A poluição, o pavimento danificado, a elevada sinistralidade e as dificuldades no escoamento do tráfego para outras vias, entre outros problemas, justificam a urgência de uma intervenção que abarque várias dimensões – da repavimentação à correção de alguns pontos críticos geradores de sinistralidade e congestionamentos, passando por medidas de redução do impacte ambiental (qualidade do ar, ruído, paisagem).

 

Pesada a dimensão dos problemas que a afetam e atento o carácter estruturante desta via, o PCP considera que esta intervenção é suscetível de comportar impactes em vias adjacentes e/ou alternativas (como a CRIL e o Eixo Norte-Sul, para além de outras vias em zonas mais internas da cidade) e, de uma forma geral, no conjunto da cidade. Ora, este é um dado – fundamental – que não está a ser devidamente acautelado pela maioria PS no Executivo da CML.

 

A proposta de intervenção recentemente apresentada, com pompa e circunstância, inclui alterações profundas, a implementar conjuntamente e não de forma sequencial (o que permitiria uma aferição dos resultados e, se necessário, ajustes ao projeto), como sejam, a reformulação de acessos e nós de ligação e a alteração do perfil da via, com redução da velocidade máxima e da largura das faixas de circulação, sem se acautelarem os impactes daí decorrentes nas vias adjacentes alternativas já muito congestionadas.

 

Não há dados que possam garantir que a diminuição do tráfego apresentada signifique a entrada de menos carros em Lisboa. Tal como o PCP tem vindo a defender não se podem fazer alterações na 2ª Circular sem melhorar a rede de transportes que neste momento operam de forma insuficiente para quem reside ou trabalha nas zonas limítrofes da cidade e para quem visita Lisboa, e que, ao mesmo tempo, deviam servir a cidade e todos os concelhos contíguos.

 

É fundamental criar bolsas de estacionamento nos limites da cidade (sistemas “park and ride”) e garantir a ligação ao centro e a várias zonas da cidade pelos diferentes transportes, assim como é fundamental melhorar substancialmente a qualidade e o conforto, diminuir os tempos de espera e de viagem, assumindo e concretizando uma redução dos preços dos bilhetes e dos passes.

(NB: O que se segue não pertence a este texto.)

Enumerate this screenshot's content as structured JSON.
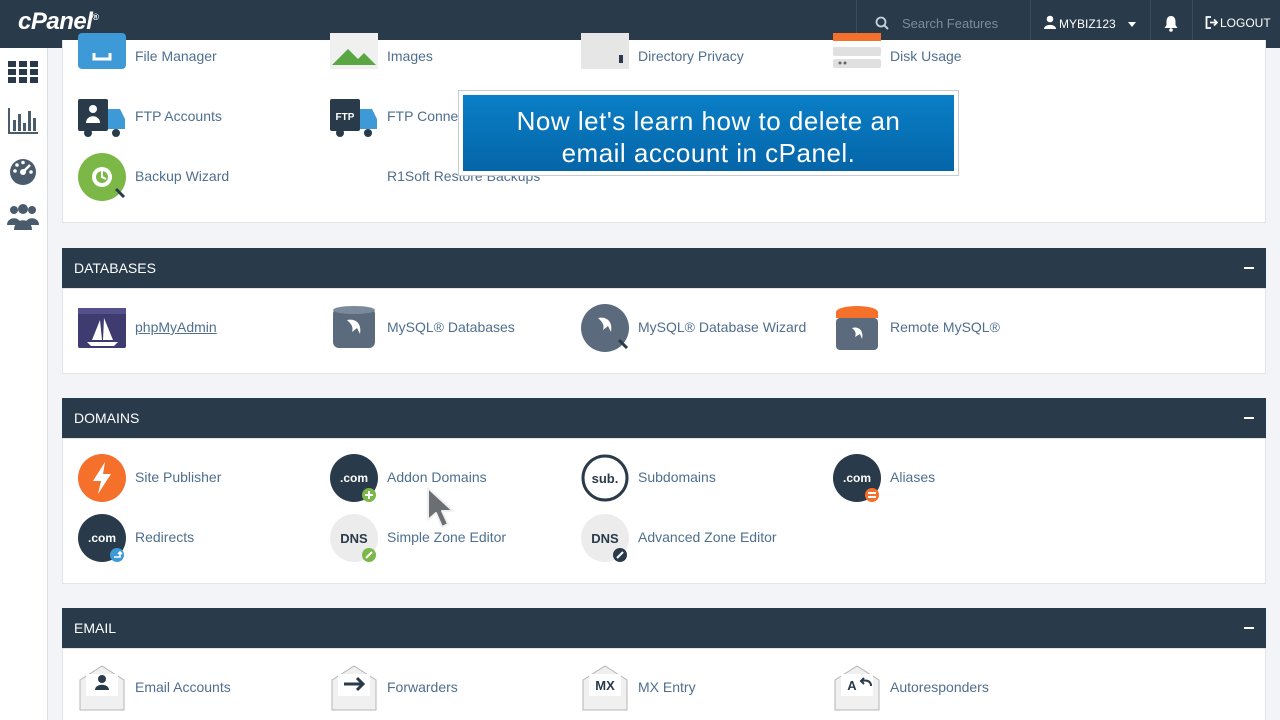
{
  "topbar": {
    "logo": "cPanel",
    "search_placeholder": "Search Features",
    "username": "MYBIZ123",
    "logout": "LOGOUT"
  },
  "sidebar": {
    "icons": [
      "grid-icon",
      "stats-icon",
      "dashboard-icon",
      "users-icon"
    ]
  },
  "files_partial": {
    "items": [
      "File Manager",
      "Images",
      "Directory Privacy",
      "Disk Usage",
      "FTP Accounts",
      "FTP Connections",
      "Backup Wizard",
      "R1Soft Restore Backups"
    ],
    "visible_labels": {
      "file_manager": "File Manager",
      "images": "Images",
      "directory_privacy": "Directory Privacy",
      "disk_usage": "Disk Usage",
      "ftp_accounts": "FTP Accounts",
      "ftp_connections": "FTP Conne",
      "backup_wizard": "Backup Wizard",
      "r1soft": "R1Soft Restore Backups"
    }
  },
  "databases": {
    "title": "DATABASES",
    "items": [
      "phpMyAdmin",
      "MySQL® Databases",
      "MySQL® Database Wizard",
      "Remote MySQL®"
    ]
  },
  "domains": {
    "title": "DOMAINS",
    "items": [
      "Site Publisher",
      "Addon Domains",
      "Subdomains",
      "Aliases",
      "Redirects",
      "Simple Zone Editor",
      "Advanced Zone Editor"
    ]
  },
  "email": {
    "title": "EMAIL",
    "items": [
      "Email Accounts",
      "Forwarders",
      "MX Entry",
      "Autoresponders"
    ]
  },
  "banner": {
    "line1": "Now let's learn how to delete an",
    "line2": "email account in cPanel."
  },
  "colors": {
    "header": "#293a4a",
    "link": "#4f6f8f",
    "accent_orange": "#f5702a",
    "banner_blue": "#0a7fc7"
  }
}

Para alguns movimentos, a CREL pode constituir uma alternativa à CRIL. No entanto, as portagens ali existentes constituem-se como um elemento dissuasor da sua utilização, pelo que sem o fim das portagens na CREL e também na A16, estas vias não serão de facto alternativas viáveis e reais. Quanto à discussão pública em curso, ela está condicionada à partida, uma vez que já vem acompanhada do processo para lançamento da empreitada.

 

A discussão, no seu verdadeiro sentido, não existiu, uma vez que o Presidente Fernando Medina já anunciou na comunicação social que o projeto “é para avançar”, antes de receber contributos e até mesmo antes da proposta ser discutida e votada em reunião de Câmara, envolvendo o conjunto das forças políticas nela representadas. Por fim, esta intervenção tem de ser enquadrada num Plano e numa visão global da cidade, necessariamente em articulação com a Área Metropolitana de Lisboa e com o respetivo sistema de transportes, devendo a sua discussão ser o mais alargada possível.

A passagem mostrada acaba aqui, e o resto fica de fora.